Поскольку в данном очерке понятие парадигмы будет часто заменять собой целый ряд знакомых терминов, необходимо особо остановиться на причинах введения этого понятия. Почему то или иное конкретное научное достижение как объект профессиональной приверженности первично по отношению к различным понятиям, законам, теориям и точкам зрения, которые могут быть абстрагированы из него? В каком смысле общепризнанная парадигма является основной единицей измерения для всех изучающих процесс развития науки? Причем эта единица как некоторое целое не может быть полностью сведена к логически атомарным компонентам, которые могли бы функционировать вместо данной парадигмы. Когда мы столкнемся с такими проблемами в V разделе, ответы на эти и подобные им вопросы окажутся основными для понимания как нормальной науки, так и связанного с ней понятия парадигмы. Однако это более абстрактное обсуждение будет зависеть от предварительного рассмотрения примеров нормальной деятельности в науке или функционирования парадигм. В частности, оба эти связанные друг с другом понятия могут быть прояснены с учетом того, что возможен вид научного исследования без парадигм или по крайней мере без столь определенных и обязательных парадигм, как те, которые были названы выше. Формирование парадигмы и появление на ее основе более эзотерического типа исследования является признаком зрелости развития любой научной дисциплины.

Если историк проследит развитие научного знания о любой группе родственных явлений назад, в глубь времен, то он, вероятно, столкнется с повторением в миниатюре той модели, которая иллюстрируется в настоящем очерке примерами из истории физической оптики. Современные учебники физики рассказывают студентам, что свет представляет собой поток фотонов, то есть квантово-механических сущностей, которые обнаруживают некоторые волновые свойства и в то же время некоторые свойства частиц. Исследование протекает соответственно этим представлениям или, скорее, в соответствии с более разработанным и математизированным описанием, из которого выводится это обычное словесное описание. Данное понимание света имеет, однако, не более чем полувековую историю. До того как оно было развито Планком, Эйнштейном и другими в начале нашего века, в учебниках по физике говорилось, что свет представляет собой распространение поперечных волн. Это понятие являлось выводом из парадигмы, которая восходит в конечном счете к работам Юнга и Френеля по оптике, относящимся к началу XIX столетия. В то же время и волновая теория была не первой, которую приняли почти все исследователи оптики. В течение XVIII века парадигма в этой области основывалась на “Оптике” Ньютона, который утверждал, что свет представляет собой поток материальных частиц. В то время физики искали доказательство давления световых частиц, ударяющихся о твердые тела; ранние же приверженцы волновой теории вовсе не стремились к этому1.

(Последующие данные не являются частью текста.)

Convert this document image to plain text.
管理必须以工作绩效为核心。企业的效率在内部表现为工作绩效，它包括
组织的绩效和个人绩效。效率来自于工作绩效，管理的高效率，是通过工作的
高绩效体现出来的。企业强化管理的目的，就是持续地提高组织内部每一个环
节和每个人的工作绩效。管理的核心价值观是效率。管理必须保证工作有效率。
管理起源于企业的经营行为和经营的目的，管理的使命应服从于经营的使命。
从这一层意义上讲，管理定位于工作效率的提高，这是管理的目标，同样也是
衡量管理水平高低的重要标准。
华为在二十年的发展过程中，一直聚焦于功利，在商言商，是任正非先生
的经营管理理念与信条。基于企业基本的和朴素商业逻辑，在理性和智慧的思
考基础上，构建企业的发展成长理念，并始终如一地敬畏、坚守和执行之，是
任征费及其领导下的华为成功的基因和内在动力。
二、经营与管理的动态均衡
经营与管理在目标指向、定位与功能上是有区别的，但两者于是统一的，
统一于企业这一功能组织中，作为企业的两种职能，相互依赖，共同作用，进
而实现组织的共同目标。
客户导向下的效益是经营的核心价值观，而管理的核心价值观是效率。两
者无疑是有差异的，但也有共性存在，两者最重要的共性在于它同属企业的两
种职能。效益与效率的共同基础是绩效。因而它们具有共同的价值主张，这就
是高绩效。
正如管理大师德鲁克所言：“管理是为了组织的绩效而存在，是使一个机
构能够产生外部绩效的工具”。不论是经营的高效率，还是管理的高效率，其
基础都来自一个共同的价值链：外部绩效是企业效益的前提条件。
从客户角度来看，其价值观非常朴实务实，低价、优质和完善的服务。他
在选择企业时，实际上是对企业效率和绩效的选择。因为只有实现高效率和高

Эти преобразования парадигм физической оптики являются научными революциями, и последовательный переход от одной парадигмы к другой через революцию является обычной моделью развития зрелой науки. Однако эта модель не характерна для периода, предшествующего работам Ньютона, и мы должны здесь попытаться выяснить, в чем заключается причина этого различия. От глубокой древности до конца XVII века не было такого периода, для которого была бы характерна какая-либо единственная, общепринятая точка зрения на природу света. Вместо этого было множество противоборствующих школ и школок, большинство из которых придерживались той или другой разновидности эпикурейской, аристотелевской или платоновской теории. Одна группа рассматривала свет как частицы, испускаемые материальными телами; для другой свет был модификацией среды, которая находилась между телом и глазом; еще одна группа объясняла свет в терминах взаимодействия среды с излучением самих глаз. Помимо этих были другие варианты и комбинации этих объяснений. Каждая из соответствующих школ черпала силу в некоторых частных метафизических положениях, и каждая подчеркивала в качестве парадигмальных наблюдений именно тот набор свойств оптических явлений, который ее теория могла объяснить наилучшим образом. Другие наблюдения имели дело с разработками ad hoc* или откладывали нерешенные проблемы для дальнейшего исследования2.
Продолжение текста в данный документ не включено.